Echoing Biden’s point about gas prices, Daco also predicted that the headline inflation rate would start to fall as early as this month. Since the end of October, the price of crude oil has dropped by more than ten dollars a barrel on world markets, which is now resulting in slightly lower prices at the pump. According to A.A.A., the average price of gasoline nationwide is $3.34 a gallon, compared with $3.42 a month ago. “In the December inflation report, you are going to see disinflation in energy prices,” Daco said. “We think the peak in the headline rate of inflation is now.” By February, Oxford Economics forecasts, the inflation rate will edge down to 6.3 per cent. In June, it will be 4.1 per cent, and in November, 1.9 per cent. The forecast shows the “core” inflation rate, which excludes volatile energy and food prices, moving in the same direction, though a bit more slowly.
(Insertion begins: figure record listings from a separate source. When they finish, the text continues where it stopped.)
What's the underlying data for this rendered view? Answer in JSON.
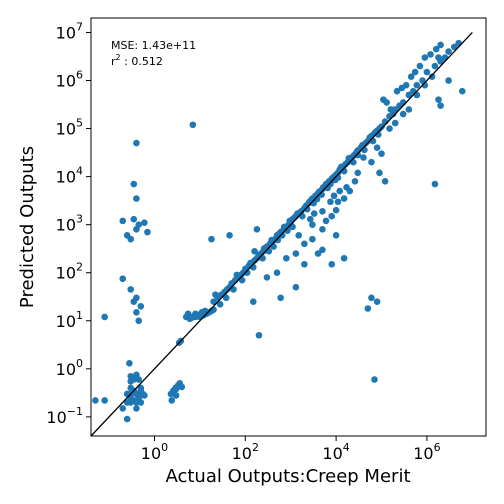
{
  "chart_data": {
    "type": "scatter",
    "xlabel": "Actual Outputs:Creep Merit",
    "ylabel": "Predicted Outputs",
    "x_scale": "log",
    "y_scale": "log",
    "xlim": [
      0.04,
      20000000
    ],
    "ylim": [
      0.04,
      20000000
    ],
    "x_ticks": [
      {
        "value": 1,
        "base": "10",
        "exp": "0"
      },
      {
        "value": 100,
        "base": "10",
        "exp": "2"
      },
      {
        "value": 10000,
        "base": "10",
        "exp": "4"
      },
      {
        "value": 1000000,
        "base": "10",
        "exp": "6"
      }
    ],
    "y_ticks": [
      {
        "value": 0.1,
        "base": "10",
        "exp": "−1"
      },
      {
        "value": 1,
        "base": "10",
        "exp": "0"
      },
      {
        "value": 10,
        "base": "10",
        "exp": "1"
      },
      {
        "value": 100,
        "base": "10",
        "exp": "2"
      },
      {
        "value": 1000,
        "base": "10",
        "exp": "3"
      },
      {
        "value": 10000,
        "base": "10",
        "exp": "4"
      },
      {
        "value": 100000,
        "base": "10",
        "exp": "5"
      },
      {
        "value": 1000000,
        "base": "10",
        "exp": "6"
      },
      {
        "value": 10000000,
        "base": "10",
        "exp": "7"
      }
    ],
    "annotation": {
      "mse_text": "MSE: 1.43e+11",
      "r2_prefix": "r",
      "r2_sup": "2",
      "r2_suffix": " : 0.512"
    },
    "reference_line": {
      "from": [
        0.04,
        0.04
      ],
      "to": [
        10000000,
        10000000
      ]
    },
    "colors": {
      "points": "#1f77b4",
      "line": "#000000"
    },
    "points": [
      [
        0.05,
        0.22
      ],
      [
        0.08,
        0.22
      ],
      [
        0.25,
        0.09
      ],
      [
        0.2,
        0.15
      ],
      [
        0.25,
        0.2
      ],
      [
        0.3,
        0.25
      ],
      [
        0.35,
        0.22
      ],
      [
        0.4,
        0.3
      ],
      [
        0.45,
        0.25
      ],
      [
        0.5,
        0.2
      ],
      [
        0.3,
        0.4
      ],
      [
        0.35,
        0.35
      ],
      [
        0.55,
        0.3
      ],
      [
        0.6,
        0.28
      ],
      [
        0.28,
        1.3
      ],
      [
        0.4,
        0.15
      ],
      [
        0.3,
        0.55
      ],
      [
        0.3,
        0.7
      ],
      [
        0.35,
        0.6
      ],
      [
        0.4,
        0.75
      ],
      [
        0.5,
        0.35
      ],
      [
        0.45,
        0.6
      ],
      [
        0.3,
        0.2
      ],
      [
        0.25,
        0.3
      ],
      [
        0.4,
        0.2
      ],
      [
        0.5,
        0.4
      ],
      [
        0.3,
        0.3
      ],
      [
        2.3,
        0.3
      ],
      [
        2.6,
        0.35
      ],
      [
        2.9,
        0.4
      ],
      [
        3.3,
        0.45
      ],
      [
        3.6,
        0.5
      ],
      [
        2.4,
        0.22
      ],
      [
        3.0,
        0.28
      ],
      [
        4.0,
        0.42
      ],
      [
        3.0,
        0.38
      ],
      [
        3.5,
        3.5
      ],
      [
        3.8,
        3.8
      ],
      [
        5,
        12
      ],
      [
        6,
        11
      ],
      [
        7,
        12
      ],
      [
        8,
        12
      ],
      [
        9,
        13
      ],
      [
        10,
        12
      ],
      [
        11,
        13
      ],
      [
        12,
        13
      ],
      [
        14,
        14
      ],
      [
        16,
        15
      ],
      [
        18,
        16
      ],
      [
        20,
        17
      ],
      [
        5.5,
        14
      ],
      [
        8,
        14
      ],
      [
        11,
        15
      ],
      [
        13,
        16
      ],
      [
        6.5,
        11.5
      ],
      [
        0.08,
        12
      ],
      [
        0.2,
        75
      ],
      [
        0.3,
        45
      ],
      [
        0.35,
        25
      ],
      [
        0.4,
        15
      ],
      [
        0.45,
        10
      ],
      [
        0.4,
        30
      ],
      [
        0.5,
        20
      ],
      [
        0.2,
        1200
      ],
      [
        0.25,
        600
      ],
      [
        0.3,
        500
      ],
      [
        0.35,
        1300
      ],
      [
        0.4,
        800
      ],
      [
        0.45,
        1000
      ],
      [
        0.6,
        1100
      ],
      [
        0.7,
        700
      ],
      [
        0.4,
        3500
      ],
      [
        0.4,
        50000
      ],
      [
        0.35,
        7000
      ],
      [
        7,
        120000
      ],
      [
        20,
        25
      ],
      [
        25,
        30
      ],
      [
        30,
        35
      ],
      [
        35,
        40
      ],
      [
        40,
        45
      ],
      [
        45,
        50
      ],
      [
        50,
        60
      ],
      [
        60,
        70
      ],
      [
        70,
        80
      ],
      [
        80,
        90
      ],
      [
        90,
        100
      ],
      [
        100,
        120
      ],
      [
        120,
        140
      ],
      [
        140,
        160
      ],
      [
        160,
        180
      ],
      [
        180,
        200
      ],
      [
        200,
        230
      ],
      [
        220,
        250
      ],
      [
        250,
        280
      ],
      [
        280,
        320
      ],
      [
        300,
        350
      ],
      [
        350,
        400
      ],
      [
        400,
        450
      ],
      [
        450,
        500
      ],
      [
        500,
        600
      ],
      [
        600,
        700
      ],
      [
        700,
        800
      ],
      [
        800,
        900
      ],
      [
        900,
        1000
      ],
      [
        22,
        35
      ],
      [
        28,
        22
      ],
      [
        38,
        30
      ],
      [
        55,
        45
      ],
      [
        65,
        90
      ],
      [
        85,
        70
      ],
      [
        110,
        100
      ],
      [
        130,
        160
      ],
      [
        150,
        130
      ],
      [
        190,
        210
      ],
      [
        240,
        200
      ],
      [
        260,
        320
      ],
      [
        330,
        280
      ],
      [
        380,
        480
      ],
      [
        420,
        350
      ],
      [
        520,
        480
      ],
      [
        560,
        650
      ],
      [
        650,
        600
      ],
      [
        720,
        900
      ],
      [
        850,
        750
      ],
      [
        950,
        1200
      ],
      [
        1000,
        1100
      ],
      [
        1100,
        1300
      ],
      [
        1200,
        1400
      ],
      [
        1300,
        1500
      ],
      [
        1500,
        1700
      ],
      [
        1700,
        1900
      ],
      [
        2000,
        2200
      ],
      [
        2200,
        2500
      ],
      [
        2500,
        2800
      ],
      [
        2800,
        3200
      ],
      [
        3000,
        3500
      ],
      [
        3500,
        4000
      ],
      [
        4000,
        4500
      ],
      [
        4500,
        5000
      ],
      [
        5000,
        5500
      ],
      [
        5500,
        6000
      ],
      [
        6000,
        7000
      ],
      [
        7000,
        8000
      ],
      [
        8000,
        9000
      ],
      [
        9000,
        10000
      ],
      [
        1100,
        900
      ],
      [
        1400,
        1700
      ],
      [
        1800,
        1500
      ],
      [
        2300,
        2100
      ],
      [
        2600,
        3000
      ],
      [
        3200,
        2800
      ],
      [
        3800,
        3400
      ],
      [
        4200,
        4800
      ],
      [
        4800,
        4200
      ],
      [
        5200,
        6000
      ],
      [
        6500,
        5800
      ],
      [
        7500,
        7000
      ],
      [
        8500,
        9500
      ],
      [
        9500,
        8500
      ],
      [
        10000,
        11000
      ],
      [
        11000,
        12000
      ],
      [
        12000,
        14000
      ],
      [
        14000,
        15000
      ],
      [
        16000,
        18000
      ],
      [
        18000,
        20000
      ],
      [
        20000,
        22000
      ],
      [
        22000,
        25000
      ],
      [
        25000,
        28000
      ],
      [
        28000,
        32000
      ],
      [
        30000,
        35000
      ],
      [
        35000,
        40000
      ],
      [
        40000,
        45000
      ],
      [
        45000,
        50000
      ],
      [
        50000,
        55000
      ],
      [
        55000,
        60000
      ],
      [
        60000,
        70000
      ],
      [
        70000,
        80000
      ],
      [
        80000,
        90000
      ],
      [
        90000,
        100000
      ],
      [
        11000,
        9500
      ],
      [
        13000,
        16000
      ],
      [
        15000,
        13000
      ],
      [
        19000,
        24000
      ],
      [
        24000,
        20000
      ],
      [
        30000,
        28000
      ],
      [
        38000,
        45000
      ],
      [
        42000,
        36000
      ],
      [
        55000,
        65000
      ],
      [
        65000,
        55000
      ],
      [
        75000,
        85000
      ],
      [
        85000,
        75000
      ],
      [
        100000,
        110000
      ],
      [
        120000,
        140000
      ],
      [
        150000,
        180000
      ],
      [
        180000,
        200000
      ],
      [
        200000,
        250000
      ],
      [
        250000,
        300000
      ],
      [
        300000,
        350000
      ],
      [
        400000,
        500000
      ],
      [
        500000,
        600000
      ],
      [
        600000,
        800000
      ],
      [
        800000,
        1000000
      ],
      [
        1000000,
        1500000
      ],
      [
        1500000,
        2000000
      ],
      [
        2000000,
        2500000
      ],
      [
        2500000,
        3000000
      ],
      [
        3000000,
        4000000
      ],
      [
        4000000,
        5000000
      ],
      [
        110000,
        400000
      ],
      [
        130000,
        350000
      ],
      [
        160000,
        250000
      ],
      [
        220000,
        600000
      ],
      [
        280000,
        700000
      ],
      [
        350000,
        800000
      ],
      [
        450000,
        1200000
      ],
      [
        550000,
        1500000
      ],
      [
        700000,
        2000000
      ],
      [
        900000,
        3000000
      ],
      [
        1200000,
        3500000
      ],
      [
        1600000,
        4500000
      ],
      [
        2000000,
        5500000
      ],
      [
        1800000,
        3000000
      ],
      [
        150000,
        100000
      ],
      [
        200000,
        130000
      ],
      [
        300000,
        200000
      ],
      [
        400000,
        250000
      ],
      [
        600000,
        500000
      ],
      [
        900000,
        800000
      ],
      [
        1300000,
        1200000
      ],
      [
        1800000,
        400000
      ],
      [
        2000000,
        300000
      ],
      [
        3000000,
        1000000
      ],
      [
        5000000,
        6000000
      ],
      [
        6000000,
        600000
      ],
      [
        8000,
        1500
      ],
      [
        10000,
        2000
      ],
      [
        15000,
        3500
      ],
      [
        20000,
        5000
      ],
      [
        30000,
        12000
      ],
      [
        40000,
        25000
      ],
      [
        60000,
        20000
      ],
      [
        80000,
        40000
      ],
      [
        90000,
        12000
      ],
      [
        120000,
        8000
      ],
      [
        100000,
        30000
      ],
      [
        5000,
        800
      ],
      [
        3000,
        1000
      ],
      [
        6000,
        1200
      ],
      [
        800,
        200
      ],
      [
        1300,
        250
      ],
      [
        2000,
        400
      ],
      [
        1500,
        600
      ],
      [
        200,
        5
      ],
      [
        300,
        80
      ],
      [
        150,
        25
      ],
      [
        500,
        100
      ],
      [
        600,
        30
      ],
      [
        1300,
        50
      ],
      [
        2000,
        150
      ],
      [
        3000,
        500
      ],
      [
        5000,
        300
      ],
      [
        15000,
        200
      ],
      [
        8000,
        150
      ],
      [
        4000,
        250
      ],
      [
        10000,
        600
      ],
      [
        50000,
        18
      ],
      [
        60000,
        30
      ],
      [
        80000,
        25
      ],
      [
        70000,
        0.6
      ],
      [
        1500000,
        7000
      ],
      [
        18,
        500
      ],
      [
        45,
        600
      ],
      [
        180,
        800
      ],
      [
        160,
        280
      ],
      [
        9000,
        4000
      ],
      [
        7500,
        3000
      ],
      [
        12000,
        5000
      ],
      [
        5000,
        1900
      ],
      [
        3300,
        1700
      ],
      [
        2700,
        1300
      ],
      [
        11000,
        3000
      ],
      [
        17000,
        6000
      ],
      [
        26000,
        8000
      ]
    ]
  }
}
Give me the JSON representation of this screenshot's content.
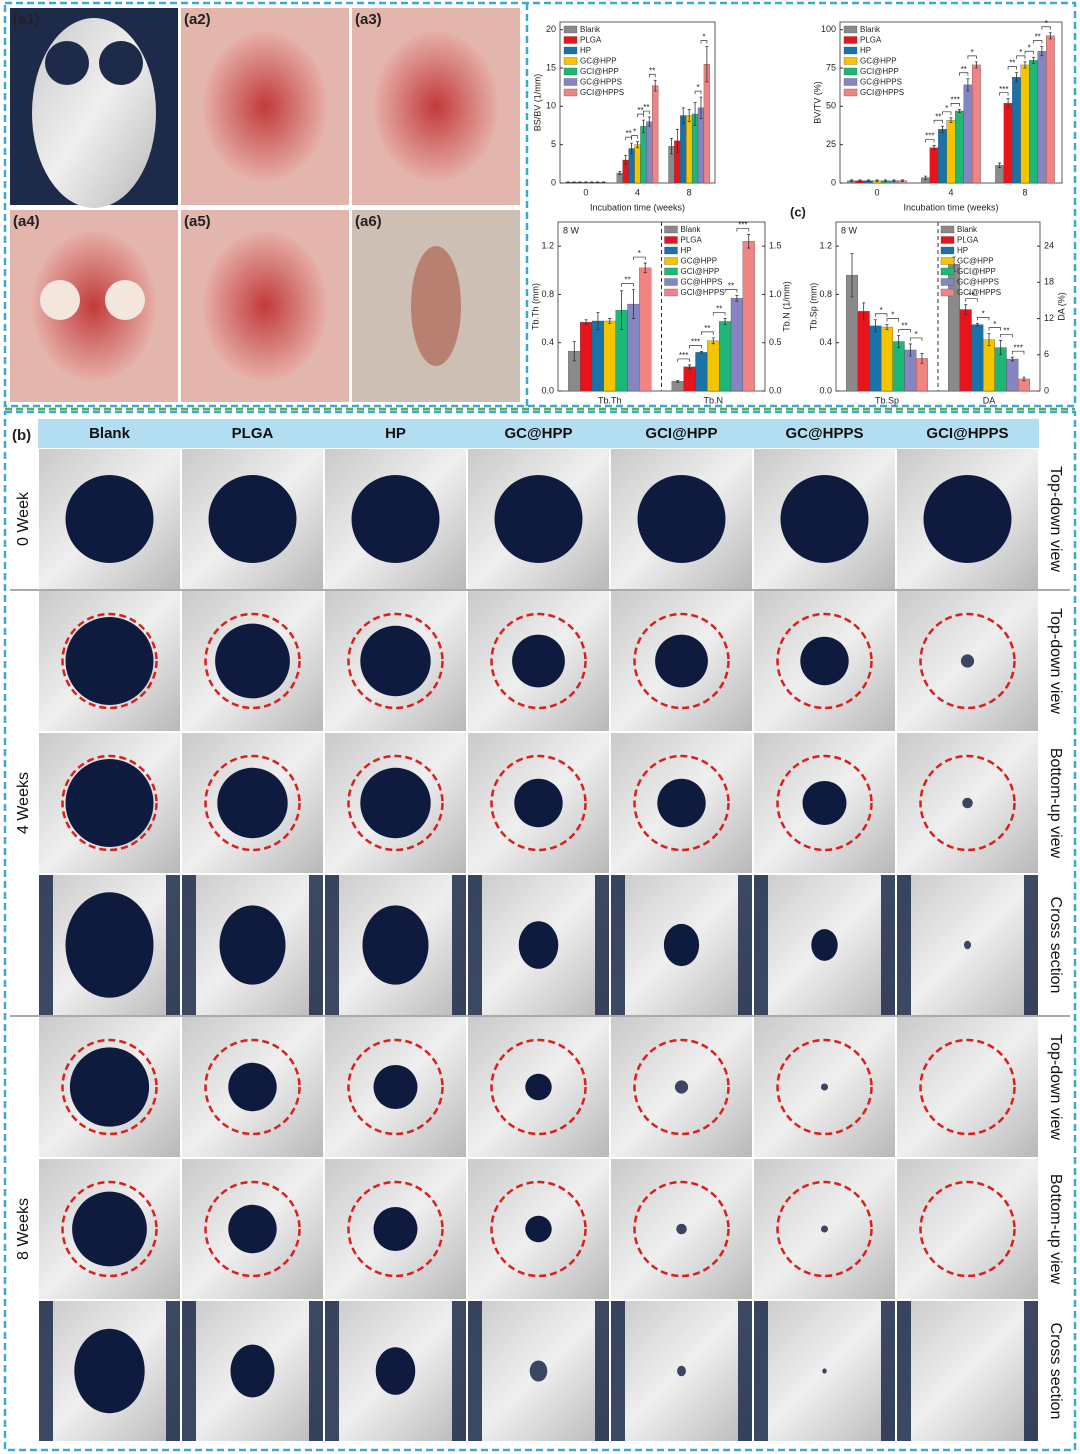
{
  "panel_a": {
    "labels": [
      "(a1)",
      "(a2)",
      "(a3)",
      "(a4)",
      "(a5)",
      "(a6)"
    ]
  },
  "panel_c_label": "(c)",
  "chart_data": [
    {
      "type": "bar",
      "ylabel": "BS/BV (1/mm)",
      "xlabel": "Incubation time (weeks)",
      "categories": [
        "0",
        "4",
        "8"
      ],
      "ylim": [
        0,
        21
      ],
      "yticks": [
        0,
        5,
        10,
        15,
        20
      ],
      "legend": "upper left",
      "series": [
        {
          "name": "Blank",
          "color": "#8a8a8a",
          "values": [
            0.1,
            1.3,
            4.8
          ],
          "errors": [
            0.05,
            0.2,
            1.0
          ]
        },
        {
          "name": "PLGA",
          "color": "#e8141b",
          "values": [
            0.1,
            3.0,
            5.5
          ],
          "errors": [
            0.05,
            0.6,
            1.5
          ]
        },
        {
          "name": "HP",
          "color": "#1a72a8",
          "values": [
            0.1,
            4.5,
            8.8
          ],
          "errors": [
            0.05,
            0.7,
            1.0
          ]
        },
        {
          "name": "GC@HPP",
          "color": "#f5c400",
          "values": [
            0.1,
            5.0,
            8.8
          ],
          "errors": [
            0.05,
            0.4,
            0.8
          ]
        },
        {
          "name": "GCI@HPP",
          "color": "#1fb777",
          "values": [
            0.1,
            7.4,
            9.0
          ],
          "errors": [
            0.05,
            0.8,
            1.5
          ]
        },
        {
          "name": "GC@HPPS",
          "color": "#8585c2",
          "values": [
            0.1,
            8.0,
            9.8
          ],
          "errors": [
            0.05,
            0.6,
            1.4
          ]
        },
        {
          "name": "GCI@HPPS",
          "color": "#f08484",
          "values": [
            0.1,
            12.7,
            15.5
          ],
          "errors": [
            0.05,
            0.7,
            2.3
          ]
        }
      ],
      "significance": [
        [],
        [
          "**",
          "*",
          "**",
          "**",
          "**"
        ],
        [
          "*",
          "*"
        ]
      ]
    },
    {
      "type": "bar",
      "ylabel": "BV/TV (%)",
      "xlabel": "Incubation time (weeks)",
      "categories": [
        "0",
        "4",
        "8"
      ],
      "ylim": [
        0,
        105
      ],
      "yticks": [
        0,
        25,
        50,
        75,
        100
      ],
      "legend": "upper left",
      "series": [
        {
          "name": "Blank",
          "color": "#8a8a8a",
          "values": [
            1.5,
            3.5,
            11.5
          ],
          "errors": [
            0.5,
            1,
            1.5
          ]
        },
        {
          "name": "PLGA",
          "color": "#e8141b",
          "values": [
            1.5,
            23,
            52
          ],
          "errors": [
            0.5,
            1.5,
            3
          ]
        },
        {
          "name": "HP",
          "color": "#1a72a8",
          "values": [
            1.5,
            35,
            69
          ],
          "errors": [
            0.5,
            2,
            3
          ]
        },
        {
          "name": "GC@HPP",
          "color": "#f5c400",
          "values": [
            1.5,
            41,
            77
          ],
          "errors": [
            0.5,
            1.5,
            2
          ]
        },
        {
          "name": "GCI@HPP",
          "color": "#1fb777",
          "values": [
            1.5,
            47,
            80
          ],
          "errors": [
            0.5,
            1,
            2
          ]
        },
        {
          "name": "GC@HPPS",
          "color": "#8585c2",
          "values": [
            1.5,
            64,
            86
          ],
          "errors": [
            0.5,
            4,
            3
          ]
        },
        {
          "name": "GCI@HPPS",
          "color": "#f08484",
          "values": [
            1.5,
            77,
            96
          ],
          "errors": [
            0.5,
            2,
            2
          ]
        }
      ],
      "significance": [
        [],
        [
          "***",
          "**",
          "*",
          "***",
          "**",
          "*"
        ],
        [
          "***",
          "**",
          "*",
          "*",
          "**",
          "*"
        ]
      ]
    },
    {
      "type": "bar",
      "subtitle": "8 W",
      "ylabel": "Tb.Th (mm)",
      "y2label": "Tb.N (1/mm)",
      "categories": [
        "Tb.Th",
        "Tb.N"
      ],
      "category_axis": [
        "y",
        "y2"
      ],
      "ylim": [
        0,
        1.4
      ],
      "yticks": [
        {
          "value": 0,
          "label": "0.0"
        },
        0.4,
        0.8,
        1.2
      ],
      "y2lim": [
        0,
        1.75
      ],
      "y2ticks": [
        {
          "value": 0,
          "label": "0.0"
        },
        0.5,
        {
          "value": 1,
          "label": "1.0"
        },
        1.5
      ],
      "legend": "upper center",
      "series": [
        {
          "name": "Blank",
          "color": "#8a8a8a",
          "values": [
            0.33,
            0.1
          ],
          "errors": [
            0.08,
            0.01
          ]
        },
        {
          "name": "PLGA",
          "color": "#e8141b",
          "values": [
            0.57,
            0.25
          ],
          "errors": [
            0.02,
            0.02
          ]
        },
        {
          "name": "HP",
          "color": "#1a72a8",
          "values": [
            0.58,
            0.4
          ],
          "errors": [
            0.07,
            0.01
          ]
        },
        {
          "name": "GC@HPP",
          "color": "#f5c400",
          "values": [
            0.58,
            0.52
          ],
          "errors": [
            0.02,
            0.03
          ]
        },
        {
          "name": "GCI@HPP",
          "color": "#1fb777",
          "values": [
            0.67,
            0.72
          ],
          "errors": [
            0.16,
            0.03
          ]
        },
        {
          "name": "GC@HPPS",
          "color": "#8585c2",
          "values": [
            0.72,
            0.96
          ],
          "errors": [
            0.12,
            0.03
          ]
        },
        {
          "name": "GCI@HPPS",
          "color": "#f08484",
          "values": [
            1.02,
            1.55
          ],
          "errors": [
            0.04,
            0.07
          ]
        }
      ],
      "significance": [
        [
          "**",
          "*"
        ],
        [
          "***",
          "***",
          "**",
          "**",
          "**",
          "***"
        ]
      ]
    },
    {
      "type": "bar",
      "subtitle": "8 W",
      "ylabel": "Tb.Sp (mm)",
      "y2label": "DA (%)",
      "categories": [
        "Tb.Sp",
        "DA"
      ],
      "category_axis": [
        "y",
        "y2"
      ],
      "ylim": [
        0,
        1.4
      ],
      "yticks": [
        {
          "value": 0,
          "label": "0.0"
        },
        0.4,
        0.8,
        1.2
      ],
      "y2lim": [
        0,
        28
      ],
      "y2ticks": [
        0,
        6,
        12,
        18,
        24
      ],
      "legend": "upper center",
      "series": [
        {
          "name": "Blank",
          "color": "#8a8a8a",
          "values": [
            0.96,
            21
          ],
          "errors": [
            0.18,
            1.2
          ]
        },
        {
          "name": "PLGA",
          "color": "#e8141b",
          "values": [
            0.66,
            13.5
          ],
          "errors": [
            0.07,
            0.8
          ]
        },
        {
          "name": "HP",
          "color": "#1a72a8",
          "values": [
            0.54,
            11
          ],
          "errors": [
            0.05,
            0.2
          ]
        },
        {
          "name": "GC@HPP",
          "color": "#f5c400",
          "values": [
            0.53,
            8.5
          ],
          "errors": [
            0.02,
            1
          ]
        },
        {
          "name": "GCI@HPP",
          "color": "#1fb777",
          "values": [
            0.41,
            7.2
          ],
          "errors": [
            0.05,
            1.2
          ]
        },
        {
          "name": "GC@HPPS",
          "color": "#8585c2",
          "values": [
            0.34,
            5.3
          ],
          "errors": [
            0.05,
            0.3
          ]
        },
        {
          "name": "GCI@HPPS",
          "color": "#f08484",
          "values": [
            0.27,
            2
          ],
          "errors": [
            0.04,
            0.3
          ]
        }
      ],
      "significance": [
        [
          "*",
          "*",
          "**",
          "*"
        ],
        [
          "**",
          "*",
          "*",
          "**",
          "***"
        ]
      ]
    }
  ],
  "panel_b": {
    "label": "(b)",
    "columns": [
      "Blank",
      "PLGA",
      "HP",
      "GC@HPP",
      "GCI@HPP",
      "GC@HPPS",
      "GCI@HPPS"
    ],
    "groups": [
      {
        "time": "0 Week",
        "views": [
          "Top-down view"
        ]
      },
      {
        "time": "4 Weeks",
        "views": [
          "Top-down view",
          "Bottom-up view",
          "Cross section"
        ]
      },
      {
        "time": "8 Weeks",
        "views": [
          "Top-down view",
          "Bottom-up view",
          "Cross section"
        ]
      }
    ]
  }
}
It peaks in February at 5.2 per cent, before falling to 3.2 per cent in June and 2.2 per cent in November.

This is only a prediction, of course, and it might prove overly optimistic. In a Twitter post on Friday, another Wall Street prognosticator, Ian Shepherdson, the chief U.S. economist at Pantheon Macroeconomics, warned that core inflation could reach as high as seven per cent over the next few months. But Shepherdson, like Daco, also raised the possibility that falling gas prices may mean the headline rate has already peaked. In a recent note to clients, Shepherdson said that inflation should abate considerably further into 2022, as some problems with the supply chain are resolved and productivity rises, a point he reaffirmed to me on Friday. “If we’re right about all of this,” he wrote, “core PCE inflation”—another measure, which the Fed watches closely—“should end next year below 3%, and falling.”

Biden and the Democrats will be hoping fervently that these predictions prove accurate. If they do, and if the Fed manages to alter course without precipitating a financial crash, the White House could go into the midterms pointing to a historic recovery from the pandemic, higher wages for frontline workers, and an inflation threat that is receding. To be sure, this scenario involves big ifs. When I asked Daco what would make him reconsider his benign inflation forecast, he pointed to two dangers: a sharp rise in inflation expectations or a further pickup in wage growth. If both these things occurred simultaneously, they could generate a damaging wage-price spiral. So far, Daco insisted, he hasn’t seen persuasive evidence of either. “Let’s see what wage growth is six months from today,” he said. “I wouldn’t be surprised if by the spring it is starting to edge down.” With the Omicron variant adding another unpredictable variable to the economic equation, only the passage of time will tell us whether his optimism is justified. Right now, for Biden and the Democrats, six months seems a long time away.